Downtown Music Festival Causes Some Terminal Insanity

 

MIIKE SNOW AT TERMINAL 5 THIS WEEKEND. PHOTO BY ILANA KAPLAN

With an expectedly racy performance by Major Lazer, a hauntingly beautiful show by Miike Snow and an almost three-minute-long set by Santigold, there was no shortage of surprises at the Downtown Records Music Festival. The record label celebrated its fifth anniversary at Terminal 5 on Saturday, March 5, and colorful lasers, fog lights, and killer dance beats were all to be found in abundance.

Major Lazer (and a female dancer dressed as an officer of the law) got the crowd crazy, while Diplo managed to remix Ace of Base, Far East Movement, and Bob Marley seamlessly in one set. Major Lazer’s performance involved grinding with random girls from the audience on stage and crowd surfing. His performance with Santigold, “I’ll Make Ya,” was hyped up, but featured less than three minutes of Santigold the whole night through, much to the crowd’s disappointment.

This wasn’t the most extreme moment for Major Lazer on stage; he told Interview about a time when “Skerrit Bwoy slung a fire hose over a lighting tress in Sweden and swung over the crowd like Tarzan. Then 30 girls rushed the stage, and he flew back into them like bowling pins.”
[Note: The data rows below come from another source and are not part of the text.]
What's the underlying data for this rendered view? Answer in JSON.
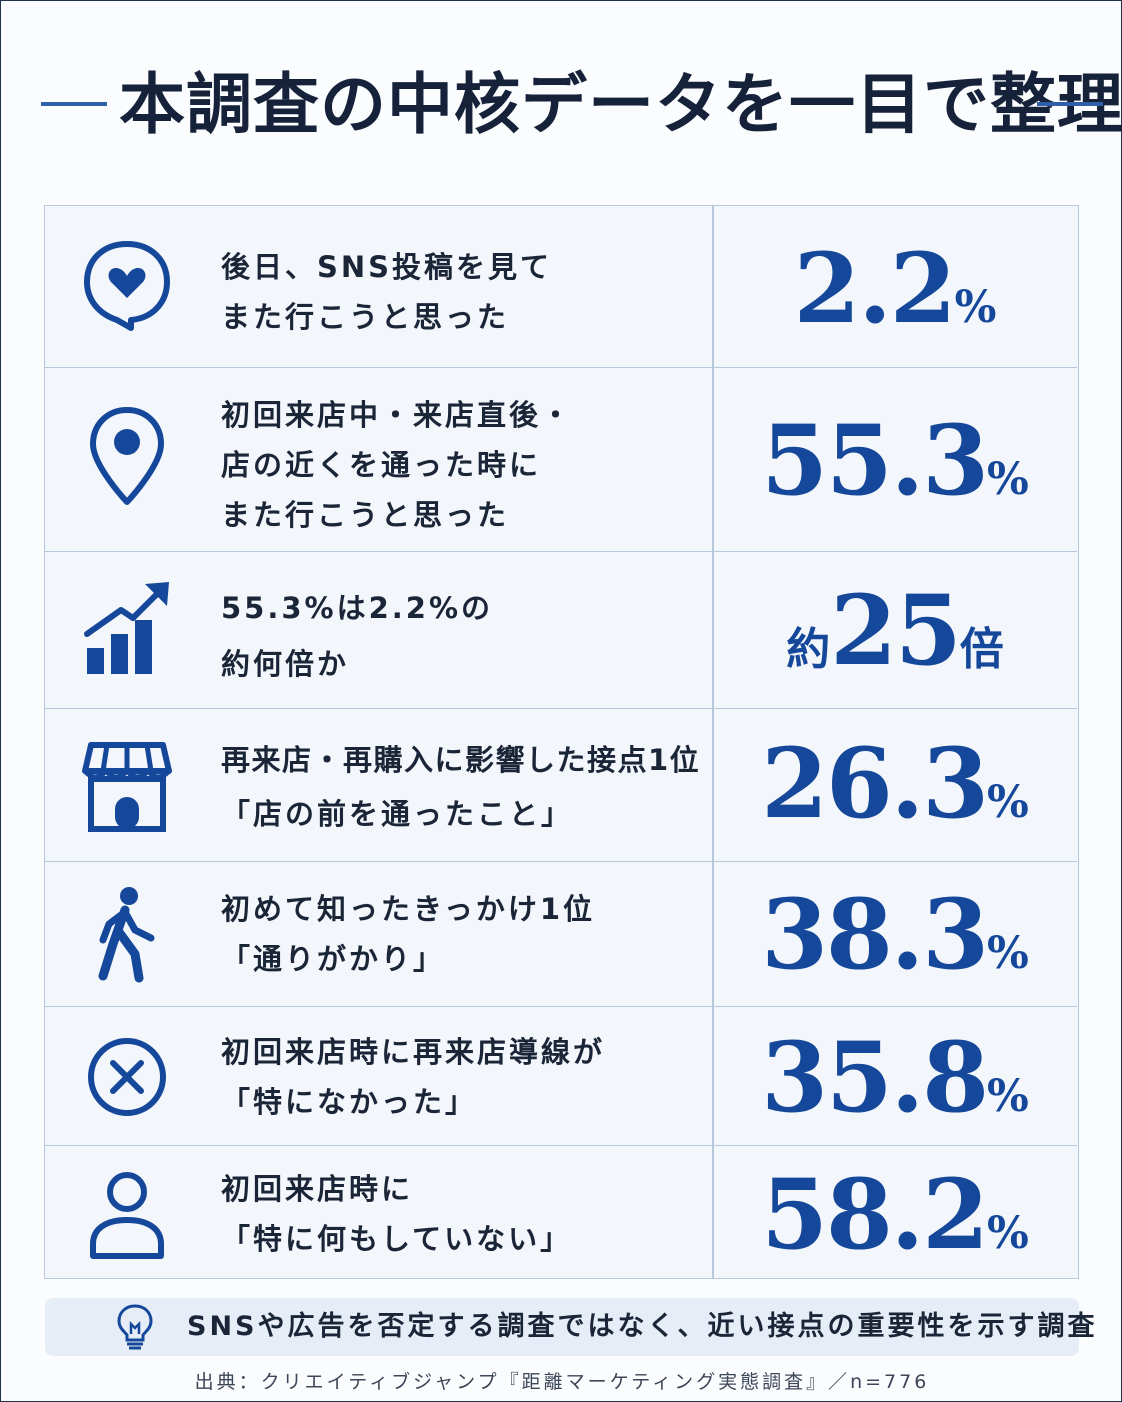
{
  "title": "本調査の中核データを一目で整理",
  "rows": [
    {
      "icon": "heart-speech-bubble-icon",
      "lines": [
        "後日、SNS投稿を見て",
        "また行こうと思った"
      ],
      "prefix": "",
      "value": "2.2",
      "unit": "%"
    },
    {
      "icon": "map-pin-icon",
      "lines": [
        "初回来店中・来店直後・",
        "店の近くを通った時に",
        "また行こうと思った"
      ],
      "prefix": "",
      "value": "55.3",
      "unit": "%"
    },
    {
      "icon": "growth-chart-icon",
      "lines": [
        "55.3%は2.2%の",
        "約何倍か"
      ],
      "prefix": "約",
      "value": "25",
      "unit": "倍"
    },
    {
      "icon": "storefront-icon",
      "lines": [
        "再来店・再購入に影響した接点1位",
        "「店の前を通ったこと」"
      ],
      "prefix": "",
      "value": "26.3",
      "unit": "%"
    },
    {
      "icon": "walking-person-icon",
      "lines": [
        "初めて知ったきっかけ1位",
        "「通りがかり」"
      ],
      "prefix": "",
      "value": "38.3",
      "unit": "%"
    },
    {
      "icon": "close-circle-icon",
      "lines": [
        "初回来店時に再来店導線が",
        "「特になかった」"
      ],
      "prefix": "",
      "value": "35.8",
      "unit": "%"
    },
    {
      "icon": "user-icon",
      "lines": [
        "初回来店時に",
        "「特に何もしていない」"
      ],
      "prefix": "",
      "value": "58.2",
      "unit": "%"
    }
  ],
  "note": {
    "icon": "lightbulb-icon",
    "text": "SNSや広告を否定する調査ではなく、近い接点の重要性を示す調査"
  },
  "source": "出典：クリエイティブジャンプ『距離マーケティング実態調査』／n=776",
  "colors": {
    "accent": "#15489a",
    "line": "#2f5fa8",
    "border": "#b8c8dc",
    "text": "#1b2538"
  }
}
The show culminated in Miike Snow’s entrance, the band wearing silver masks and surrounded by a thick, white fog. A ten-minute long performance of “Silvia” with a guitar breakdown was one of the most memorable parts of the evening. The band ended the concert with an elongated version of “Animal.”

Caroline Kennedy might not be the celebrity you’d expect to run into at Terminal 5, but she was on hand for the festivities in her role as Vice Chair of the Fund for Public Schools (she also recently visited a local public school with Santigold to discuss the importance of music education). “We’re especially interested in reaching out to NYC public school alumni to get them involved,” Kennedy said. “So we’re really grateful to Downtown and their artists for getting the word out to their fans about the importance of literacy and of volunteering.”

The sold-out event was the culmination of work by Downtown Music and its joint venture partners RCRD LBL, Mad Decent, Fool’s Gold, Mercer Street and Dim Mak. A portion of the profits went to the New York Fund for Public Schools. Commemorative T-shirts by Rag & Bone and Helmut Lang were sold to benefit the FPS.